Have 50% homology at the amino acid level without significantly reducing the enzymatic activity of the polypeptides,

2. The method according to claim 1, characterized in that the nucleic acid sequence comes from a plant or algae.

3. The method according to claim 1 or 2, characterized in that the nucleic acid sequence is derived from Physcomitrella patens.

4. The method according to claims 1 to 3, characterized in that the organism is an organism selected from the group of bacteria, fungus, ciliate, algae, cyanobacterium, animal or plant.

5. The method according to claims 1 to 4, characterized in that the organism is a plant or algae.

6. The method according to claims 1 to 5, characterized in that the organism is an oil crop.

7. The method according to claims 1 to 6, characterized in that the attracted organism contains at least 5% by weight of unsaturated fatty acids based on the total fatty acid content in the organism.

8. The method according to claims 1 to 7, characterized in that the unsaturated fatty acids are isolated from the organism.

9. Transgenic organism selected from the group of plants, fungi, ciliates, algae, bacteria, cyanobacteria or animals which contain at least one isolated nucleic acid sequence which codes for a polypeptide with Δ6-desaturase activity, selected from the group:

a) a nucleic acid sequence with the sequence shown in SEQ ID NO: 1,

c) Derivatives of the nucleic acid sequence shown in SEQ ID NO: 1, which code for polypeptides with the amino acid sequences shown in SEQ ID NO: 2 and have at least 50% homology at the amino acid level, without the enzymatic action of the polypeptides being significantly reduced.

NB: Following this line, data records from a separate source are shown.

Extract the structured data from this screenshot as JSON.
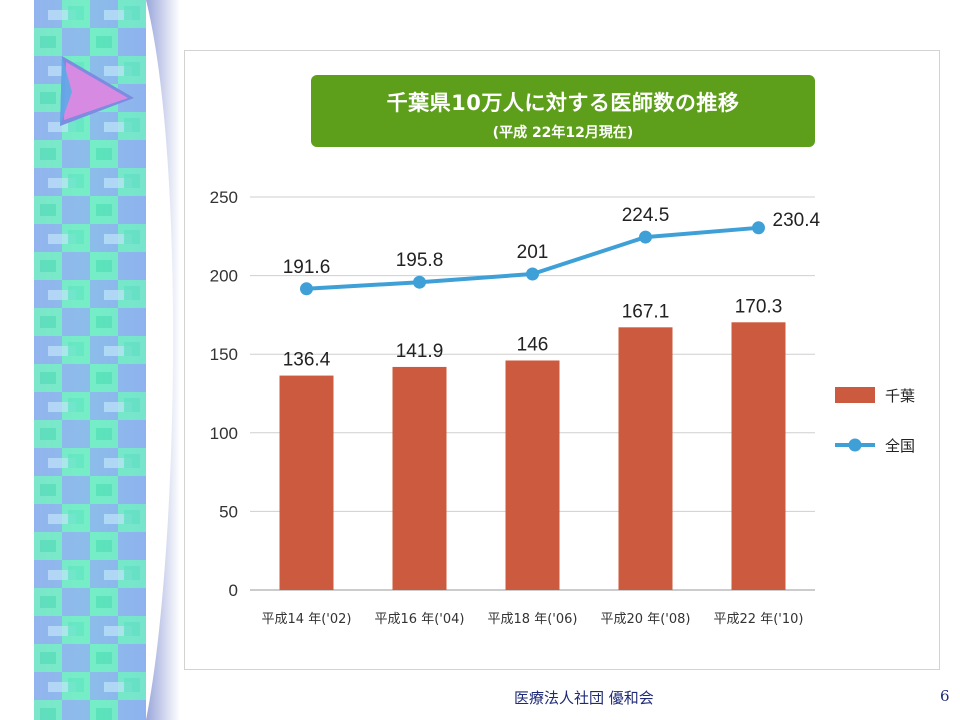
{
  "chart_data": {
    "type": "bar",
    "title": "千葉県10万人に対する医師数の推移",
    "subtitle": "(平成 22年12月現在)",
    "categories": [
      "平成14 年('02)",
      "平成16 年('04)",
      "平成18 年('06)",
      "平成20 年('08)",
      "平成22 年('10)"
    ],
    "ylim": [
      0,
      250
    ],
    "yticks": [
      0,
      50,
      100,
      150,
      200,
      250
    ],
    "grid": true,
    "legend_position": "right",
    "series": [
      {
        "name": "千葉",
        "type": "bar",
        "color": "#cc5a3e",
        "values": [
          136.4,
          141.9,
          146,
          167.1,
          170.3
        ],
        "labels": [
          "136.4",
          "141.9",
          "146",
          "167.1",
          "170.3"
        ]
      },
      {
        "name": "全国",
        "type": "line",
        "color": "#3fa0d8",
        "values": [
          191.6,
          195.8,
          201,
          224.5,
          230.4
        ],
        "labels": [
          "191.6",
          "195.8",
          "201",
          "224.5",
          "230.4"
        ]
      }
    ]
  },
  "footer": {
    "organization": "医療法人社団 優和会",
    "page_number": "6"
  }
}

10. Transgenic organism according to claim 9, characterized in that the organism is a plant or algae.

11. Oil, lipids or fatty acids or a fraction thereof, produced by the method according to one of claims 1 to 8.

12. Use of the oil, lipid or fatty acid composition according to claim 11 or transgenic organisms according to claim 9 in animal feed, food, cosmetics or pharmaceuticals.